Poor diet, smoking and insufficient preventative medicine are among the prime causes of this disparity. For example, parents with lower incomes and educational levels are more likely than higher-paid, better-educated parents to have teenage children who smoke.
And out today is more proof that demographics continue to diverge when it comes to health and well-being in the U.S.: A new Gallup poll finds that among Americans aged 30 to 64, those with lower household incomes and lower education levels are considerably more likely to say that they have health problems than their counterparts further up the socioeconomic ladder.
It’s not a small difference: When you combine income and education, it’s a four-fold difference in reports of health problems.
Insurance companies taking on millions of previously uninsured customers over the next few years will invest considerable resources in revising actuarial models to account for the changing demographic makeup of their customer base. Gallup data stress the importance of putting emphasis on smoking cessation programs in managing the risk that customers with lower incomes and less education represent.

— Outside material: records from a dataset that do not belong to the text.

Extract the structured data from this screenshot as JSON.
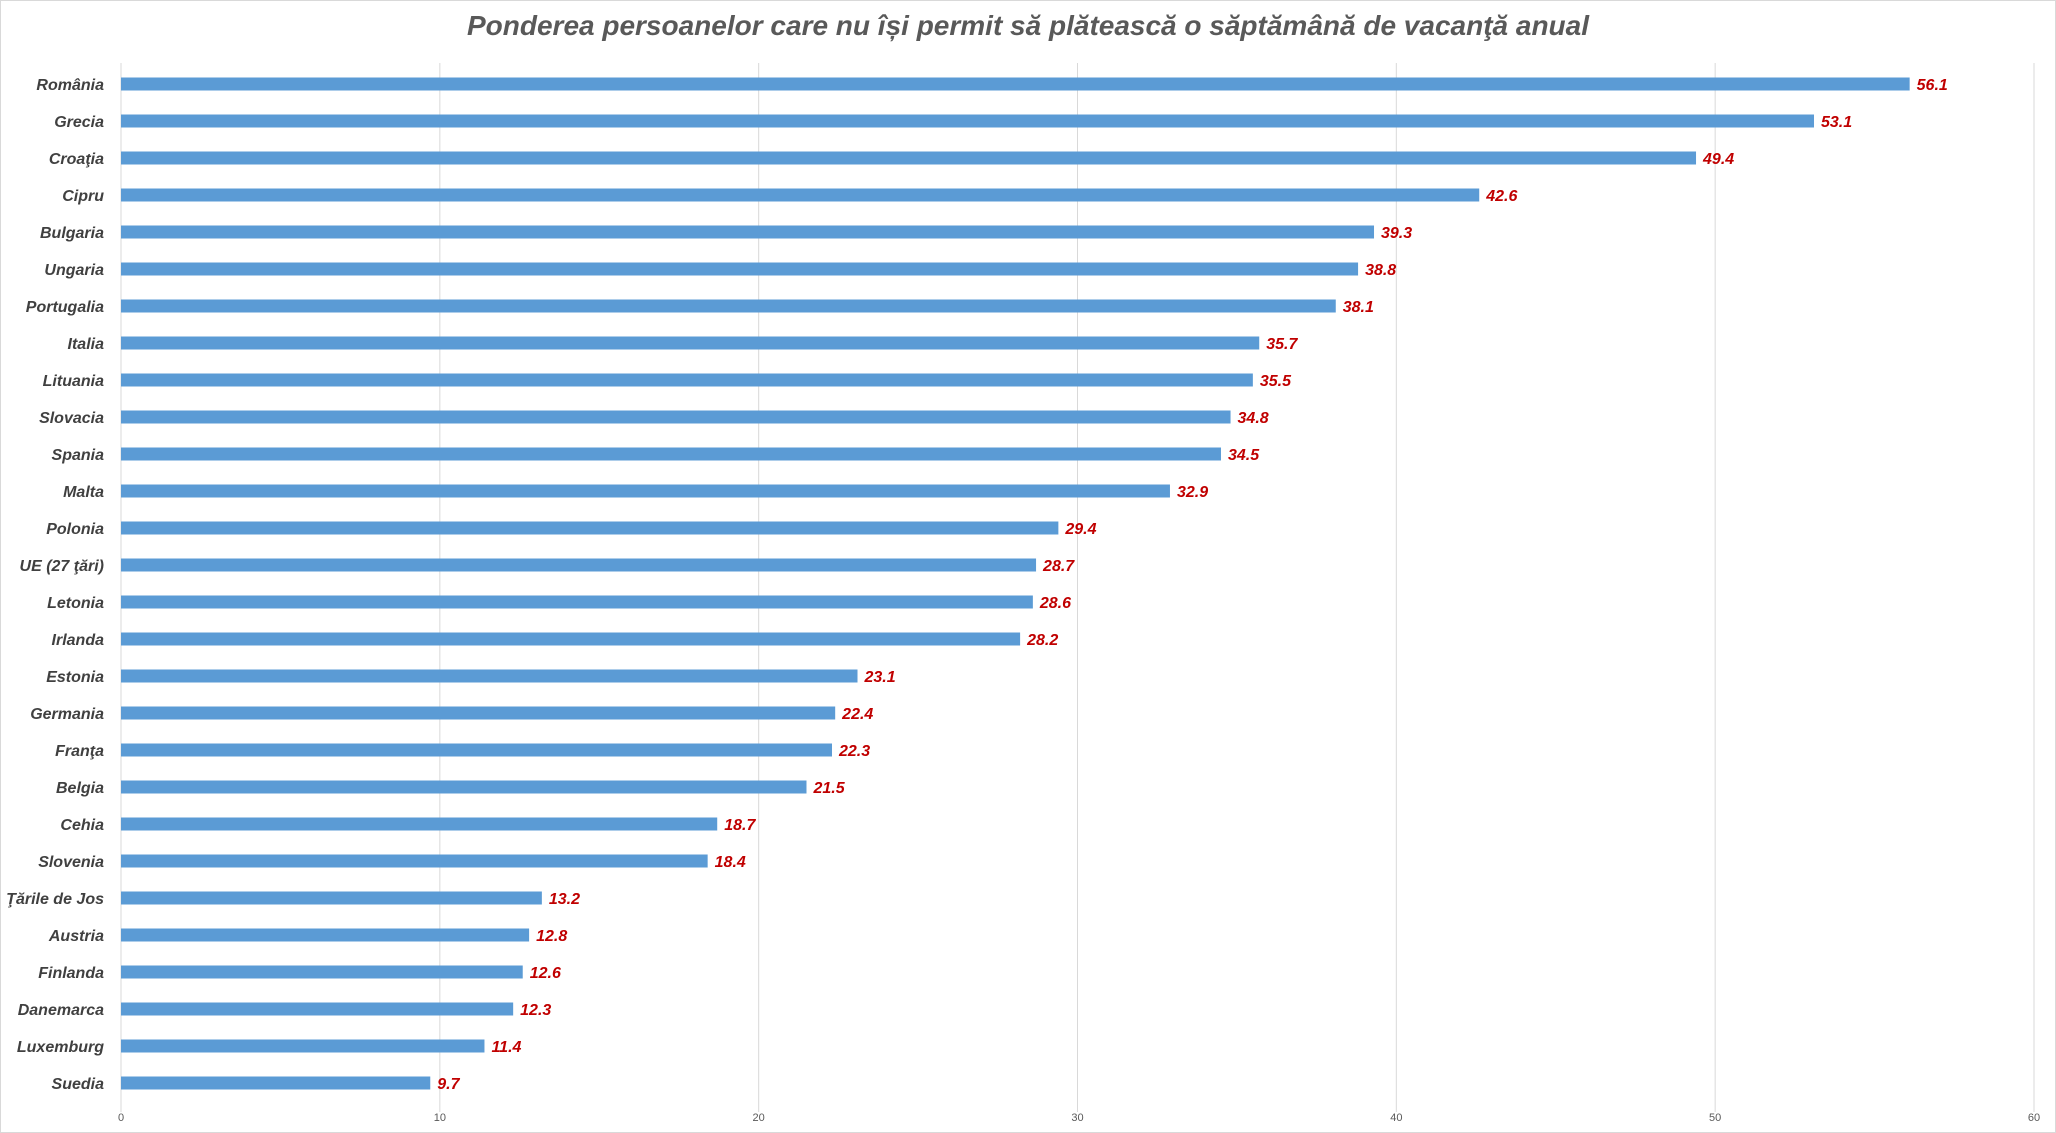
{
  "chart_data": {
    "type": "bar",
    "orientation": "horizontal",
    "title": "Ponderea persoanelor care nu își permit să plătească o săptămână de vacanţă anual",
    "xlabel": "",
    "ylabel": "",
    "xlim": [
      0,
      60
    ],
    "xticks": [
      0,
      10,
      20,
      30,
      40,
      50,
      60
    ],
    "grid": true,
    "legend": "none",
    "bar_color": "#5b9bd5",
    "label_color": "#c00000",
    "categories": [
      "România",
      "Grecia",
      "Croaţia",
      "Cipru",
      "Bulgaria",
      "Ungaria",
      "Portugalia",
      "Italia",
      "Lituania",
      "Slovacia",
      "Spania",
      "Malta",
      "Polonia",
      "UE (27 ţări)",
      "Letonia",
      "Irlanda",
      "Estonia",
      "Germania",
      "Franţa",
      "Belgia",
      "Cehia",
      "Slovenia",
      "Ţările de Jos",
      "Austria",
      "Finlanda",
      "Danemarca",
      "Luxemburg",
      "Suedia"
    ],
    "values": [
      56.1,
      53.1,
      49.4,
      42.6,
      39.3,
      38.8,
      38.1,
      35.7,
      35.5,
      34.8,
      34.5,
      32.9,
      29.4,
      28.7,
      28.6,
      28.2,
      23.1,
      22.4,
      22.3,
      21.5,
      18.7,
      18.4,
      13.2,
      12.8,
      12.6,
      12.3,
      11.4,
      9.7
    ]
  }
}
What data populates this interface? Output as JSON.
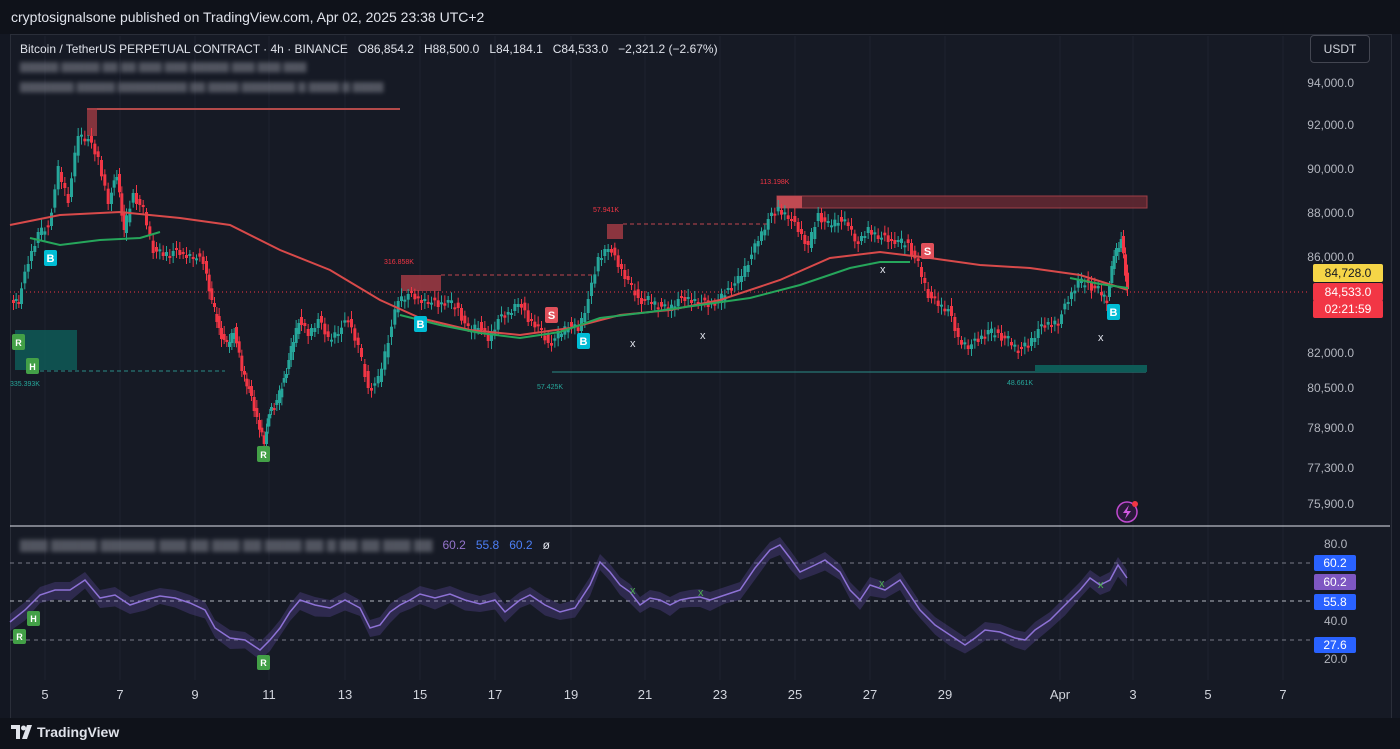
{
  "header": {
    "published": "cryptosignalsone published on TradingView.com, Apr 02, 2025 23:38 UTC+2"
  },
  "legend": {
    "symbol": "Bitcoin / TetherUS PERPETUAL CONTRACT · 4h · BINANCE",
    "open": "O86,854.2",
    "high": "H88,500.0",
    "low": "L84,184.1",
    "close": "C84,533.0",
    "change": "−2,321.2 (−2.67%)"
  },
  "currency_button": "USDT",
  "price_axis": [
    "94,000.0",
    "92,000.0",
    "90,000.0",
    "88,000.0",
    "86,000.0",
    "82,000.0",
    "80,500.0",
    "78,900.0",
    "77,300.0",
    "75,900.0"
  ],
  "price_tags": {
    "ma": "84,728.0",
    "last": "84,533.0",
    "countdown": "02:21:59"
  },
  "annotations": {
    "vol_316": "316.858K",
    "vol_57941": "57.941K",
    "vol_113": "113.198K",
    "vol_335": "335.393K",
    "vol_57425": "57.425K",
    "vol_48": "48.661K"
  },
  "signals": {
    "buy": "B",
    "sell": "S",
    "reversal": "R",
    "hold": "H",
    "cross": "x"
  },
  "rsi": {
    "v1": "60.2",
    "v2": "55.8",
    "v3": "60.2",
    "null_sym": "ø"
  },
  "rsi_axis": [
    "80.0",
    "40.0",
    "20.0"
  ],
  "rsi_tags": {
    "t1": "60.2",
    "t2": "60.2",
    "t3": "55.8",
    "t4": "27.6"
  },
  "time_axis": [
    "5",
    "7",
    "9",
    "11",
    "13",
    "15",
    "17",
    "19",
    "21",
    "23",
    "25",
    "27",
    "29",
    "Apr",
    "3",
    "5",
    "7"
  ],
  "brand": "TradingView",
  "colors": {
    "bull": "#26a69a",
    "bear": "#f23645",
    "ma": "#e84c4c",
    "ma2": "#26a65b",
    "rsi": "#7e57c2",
    "buy": "#00bcd4",
    "rev": "#4caf50"
  }
}
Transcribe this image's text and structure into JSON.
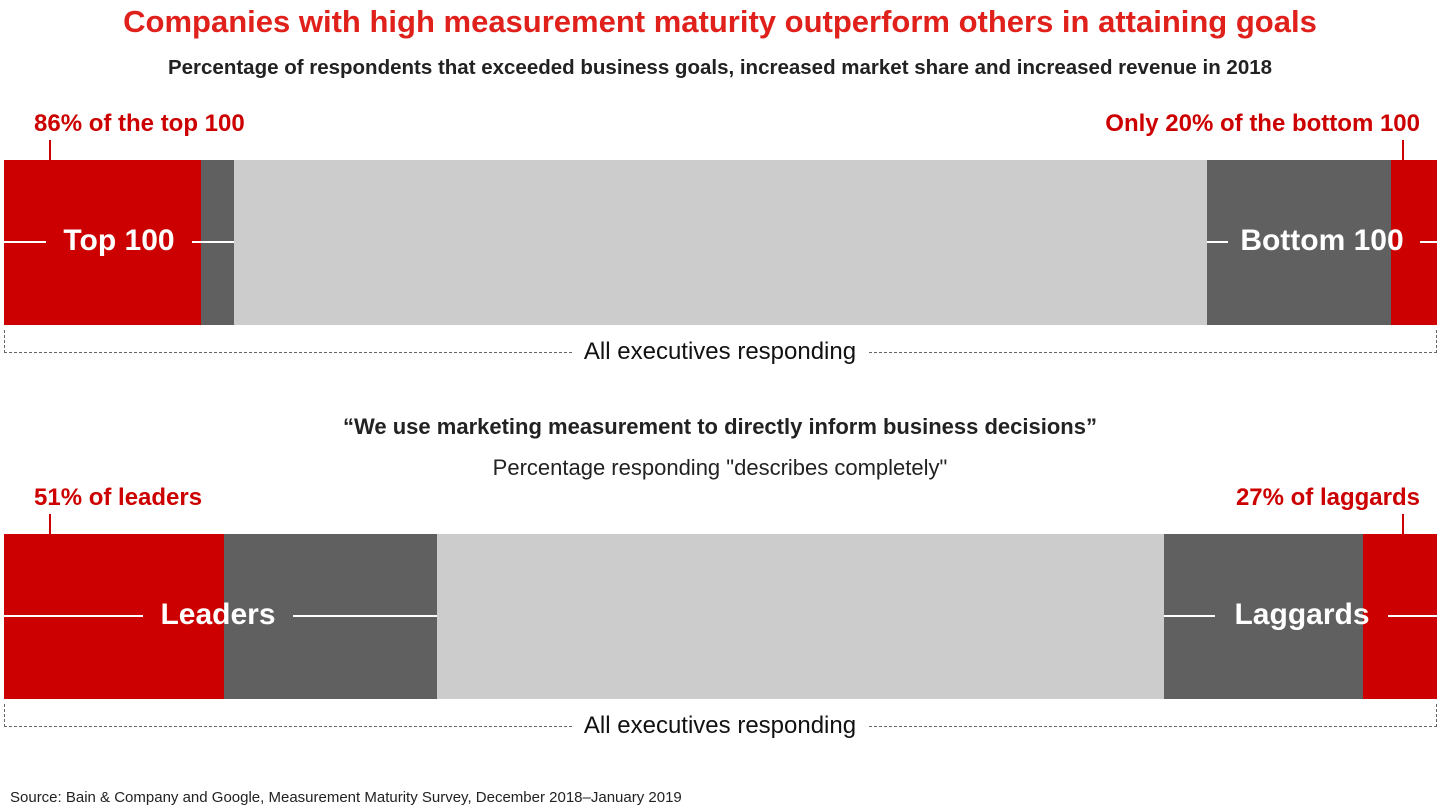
{
  "title": "Companies with high measurement maturity outperform others in attaining goals",
  "subtitle": "Percentage of respondents that exceeded business goals, increased market share and increased revenue in 2018",
  "colors": {
    "accent": "#cc0000",
    "title": "#e0201b",
    "dark": "#606060",
    "light": "#cccccc"
  },
  "chart_data": [
    {
      "type": "bar",
      "categories": [
        "Top 100",
        "Bottom 100"
      ],
      "values": [
        86,
        20
      ],
      "annotations": [
        "86% of the top 100",
        "Only 20% of the bottom 100"
      ],
      "bracket_label": "All executives responding"
    },
    {
      "type": "bar",
      "title": "“We use marketing measurement to directly inform business decisions”",
      "subtitle": "Percentage responding \"describes completely\"",
      "categories": [
        "Leaders",
        "Laggards"
      ],
      "values": [
        51,
        27
      ],
      "annotations": [
        "51% of leaders",
        "27% of laggards"
      ],
      "bracket_label": "All executives responding"
    }
  ],
  "source": "Source: Bain & Company and Google, Measurement Maturity Survey, December 2018–January 2019"
}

Gallup analysts have just begun to explore the association between socioeconomic variables and major health outcomes. Further results on the incidence of common health problems such as colds, flu, headaches, and physical pain can be found in a recent study supervised by Gallup Senior Scientists Arthur Stone and Jim Harter, published in the Archives of Internal Medicine. Such research promises to offer a more nuanced understanding of how targeted health initiatives can improve the well-being of Americans in all walks of life.
Preventative medicine – in the form of education and opportunities – is the answer, not simply more money pumped into health care to pick up the pieces of our social mess.